Why is Christmas called Christmas?

Why is Christmas called Christmas?

Christmas is one of the most celebrated events of the year.  For Christians, this event is special because it commemorates the birth of Christ. Actually, there is no exact date of Jesus’ birthday.  It was not even stated in the bible.  December 25 as Christmas day is still a controversial topic that most non-Christians question.

It was in A.D. 336 when the Roman community first celebrated Lord’s Nativity on December 25.  According to theory, leaders in Rome chose December 25 as Christmas day to direct the Christians to Jesus Christ instead of celebrating the Birth of the Unconquered Sun.

Because of Christian tradition, Christmas day was born to remember the baby who was born in the manger, Child Jesus.  There are a lot of versions why Christmas is called Christmas.
Christmas came from two words, Christ and mass. Christ refers to that holy one who was considered as the king of Jew.  Mas is the shortened version of masse which means mass of.  Christmas then means the Mass of Christ.

Christmas is also a combination of different languages, English, Greek and Latin words. The original name and spelling of Christmas in Middle English is Christmasse and for old English, it’s Cristes maesse.  It is actually a phrase which was documented in 1038.  In Greek, Christ came from the word Christos and in Latin, maesse means the holy mass or missa.
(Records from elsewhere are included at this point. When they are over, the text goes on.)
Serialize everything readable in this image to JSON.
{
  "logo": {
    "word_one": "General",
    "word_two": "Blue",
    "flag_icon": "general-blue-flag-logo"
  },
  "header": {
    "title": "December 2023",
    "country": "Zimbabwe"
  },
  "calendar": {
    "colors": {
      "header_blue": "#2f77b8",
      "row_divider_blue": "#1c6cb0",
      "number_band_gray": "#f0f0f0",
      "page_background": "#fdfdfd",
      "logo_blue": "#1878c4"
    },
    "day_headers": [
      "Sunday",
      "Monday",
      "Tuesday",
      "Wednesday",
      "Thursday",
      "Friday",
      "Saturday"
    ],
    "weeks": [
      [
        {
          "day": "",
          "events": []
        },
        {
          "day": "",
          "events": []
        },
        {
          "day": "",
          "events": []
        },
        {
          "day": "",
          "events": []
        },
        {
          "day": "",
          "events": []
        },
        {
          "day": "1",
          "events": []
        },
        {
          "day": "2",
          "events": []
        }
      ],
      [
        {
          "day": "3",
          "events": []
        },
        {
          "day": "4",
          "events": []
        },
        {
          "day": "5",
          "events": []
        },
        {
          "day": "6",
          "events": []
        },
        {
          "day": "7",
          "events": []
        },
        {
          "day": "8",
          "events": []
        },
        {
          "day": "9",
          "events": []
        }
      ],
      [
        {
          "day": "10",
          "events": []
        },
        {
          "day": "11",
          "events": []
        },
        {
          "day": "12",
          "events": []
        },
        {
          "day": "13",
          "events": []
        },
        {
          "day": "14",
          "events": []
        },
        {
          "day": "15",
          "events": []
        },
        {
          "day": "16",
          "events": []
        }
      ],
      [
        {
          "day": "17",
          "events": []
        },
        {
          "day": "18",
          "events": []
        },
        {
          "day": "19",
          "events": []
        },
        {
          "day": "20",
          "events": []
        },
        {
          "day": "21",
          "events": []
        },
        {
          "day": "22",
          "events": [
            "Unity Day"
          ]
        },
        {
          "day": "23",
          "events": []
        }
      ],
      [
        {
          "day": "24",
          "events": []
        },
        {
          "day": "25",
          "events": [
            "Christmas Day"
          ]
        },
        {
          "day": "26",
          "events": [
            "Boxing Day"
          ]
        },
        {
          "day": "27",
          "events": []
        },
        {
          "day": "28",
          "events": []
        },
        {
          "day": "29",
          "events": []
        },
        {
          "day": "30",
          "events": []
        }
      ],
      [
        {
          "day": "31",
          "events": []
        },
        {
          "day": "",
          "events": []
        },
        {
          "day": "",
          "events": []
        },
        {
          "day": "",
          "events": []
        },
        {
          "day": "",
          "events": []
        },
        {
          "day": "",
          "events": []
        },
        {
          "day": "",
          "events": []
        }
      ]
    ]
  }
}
The shorter version of Christmas is Xmas.  Though others find this negative because it deletes the holy name of Christmas, other still continue to use this as an abbreviation for Christ.  In the mid-16th century, Romans use Xmas to mean Christmas.  In Greek, X(chi) stands for the first letter of Christ.

Christmas in foreign languages is also known as Noel (French), Navidad (Spanish), Natal (Portuguese).  These terms were derived from the Latin word Dies Natalis that means Day of Birth.